The given condition is $|z - 2 - 2i| \le 1$. We rewrite this as $|z - (2 + 2i)| \le 1$. This represents all complex numbers $z$ that lie within or on the boundary of a circle centered at $2 + 2i$ with radius 1. This is a disk in the complex plane.

Step 2: Transform the expression to be maximized.

We want to find the maximum value of $|3iz + 6|$. First, factor out $3i$: $|3iz + 6| = |3i(z + \frac{6}{3i})|$ Next, simplify $\frac{6}{3i}$: $\frac{6}{3i} = \frac{2}{i} = \frac{2}{i} \cdot \frac{-i}{-i} = \frac{-2i}{-i^2} = \frac{-2i}{1} = -2i$ Substitute this back into the expression: $|3i(z - 2i)| = |3i||z - 2i|$ Since $|3i| = \sqrt{0^2 + 3^2} = 3$, we have: $|3iz + 6| = 3|z - 2i|$ So, we want to maximize $|z - 2i|$.

Step 3: Determine the location of the center and point in the complex plane.

The region for $z$ is a disk centered at $z_c = 2 + 2i$ (corresponding to the point $(2, 2)$) with radius $R = 1$. We want to maximize the distance between $z$ and the point $P = 2i$ (corresponding to the point $(0, 2)$).

Step 4: Calculate the distance between the center of the disk and the point P.

The distance between the center of the disk $z_c = 2 + 2i$ and the point $P = 2i$ is: $|z_c - P| = |(2 + 2i) - 2i| = |2| = 2$ Since this distance (2) is greater than the radius of the disk (1), the point $P$ lies outside the disk.

Step 5: Find the point z that maximizes the distance.
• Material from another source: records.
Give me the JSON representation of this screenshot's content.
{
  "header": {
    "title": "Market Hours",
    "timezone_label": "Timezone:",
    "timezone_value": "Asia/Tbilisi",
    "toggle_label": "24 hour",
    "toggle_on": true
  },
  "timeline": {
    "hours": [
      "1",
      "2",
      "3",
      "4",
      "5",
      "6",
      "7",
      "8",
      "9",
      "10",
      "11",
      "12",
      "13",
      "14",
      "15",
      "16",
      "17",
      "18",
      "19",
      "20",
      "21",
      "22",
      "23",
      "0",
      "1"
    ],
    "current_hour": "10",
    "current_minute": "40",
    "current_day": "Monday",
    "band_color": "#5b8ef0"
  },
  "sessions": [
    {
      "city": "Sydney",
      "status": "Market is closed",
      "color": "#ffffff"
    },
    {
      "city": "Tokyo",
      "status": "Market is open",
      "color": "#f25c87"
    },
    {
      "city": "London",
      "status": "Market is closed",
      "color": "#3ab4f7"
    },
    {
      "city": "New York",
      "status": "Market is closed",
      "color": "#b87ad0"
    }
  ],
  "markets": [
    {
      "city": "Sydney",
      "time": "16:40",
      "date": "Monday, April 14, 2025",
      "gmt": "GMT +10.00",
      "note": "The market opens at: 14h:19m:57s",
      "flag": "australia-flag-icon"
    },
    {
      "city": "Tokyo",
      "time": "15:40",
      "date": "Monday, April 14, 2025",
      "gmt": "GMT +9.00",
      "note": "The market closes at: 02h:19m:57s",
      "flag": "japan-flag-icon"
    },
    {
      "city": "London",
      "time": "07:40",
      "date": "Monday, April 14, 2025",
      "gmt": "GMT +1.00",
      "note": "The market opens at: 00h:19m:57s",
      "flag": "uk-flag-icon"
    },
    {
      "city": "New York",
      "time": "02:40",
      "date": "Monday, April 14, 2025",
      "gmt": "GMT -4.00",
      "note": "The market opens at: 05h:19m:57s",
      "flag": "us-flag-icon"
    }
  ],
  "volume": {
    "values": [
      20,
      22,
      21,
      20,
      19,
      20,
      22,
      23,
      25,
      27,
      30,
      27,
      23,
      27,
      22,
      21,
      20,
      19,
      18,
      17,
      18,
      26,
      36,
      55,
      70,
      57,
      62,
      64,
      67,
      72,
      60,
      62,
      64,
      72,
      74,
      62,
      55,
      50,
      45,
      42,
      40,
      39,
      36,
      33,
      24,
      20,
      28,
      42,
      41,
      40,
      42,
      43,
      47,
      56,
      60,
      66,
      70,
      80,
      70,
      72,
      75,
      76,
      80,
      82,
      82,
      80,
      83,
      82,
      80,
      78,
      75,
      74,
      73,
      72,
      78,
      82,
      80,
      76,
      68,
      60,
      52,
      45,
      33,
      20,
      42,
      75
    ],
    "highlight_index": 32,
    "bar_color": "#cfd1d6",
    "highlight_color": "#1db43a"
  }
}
The point $z$ that maximizes $|z - 2i|$ will lie on the boundary of the disk (the circle) and on the line connecting $2i$ to $2 + 2i$, extending outwards from $2 + 2i$. The vector from $2i$ to $2 + 2i$ is $(2 + 2i) - 2i = 2$. The unit vector in this direction is $\frac{2}{|2|} = 1$. Therefore, the complex number $z = a + ib$ where the maximum value is attained is: $z = z_c + R \cdot \frac{z_c - P}{|z_c - P|} = (2 + 2i) + 1 \cdot 1 = 3 + 2i$ Thus, $a = 3$ and $b = 2$.

Step 6: Calculate a + b.

The problem asks for the value of $a + b$: $a + b = 3 + 2 = 5$

Common Mistakes & Tips

• Incorrect Simplification: Be careful when simplifying fractions involving $i$. For example, $\frac{6}{3i} = -2i$.
• Geometric Visualization: Always visualize the complex plane to better understand the problem.
• Direction of Movement: Remember that when maximizing the distance from an external point, you move from the center of the circle away from the external point by the radius.

Summary

The problem involves maximizing the modulus of a complex expression subject to a constraint. We transformed the expression into a form that allowed us to use geometric interpretations. By identifying the region as a disk and finding the point on the disk farthest from a given external point, we were able to determine the complex number $z$ that maximizes the expression and calculate $a + b$. The final answer is 5.

Final Answer

The final answer is \boxed{5}.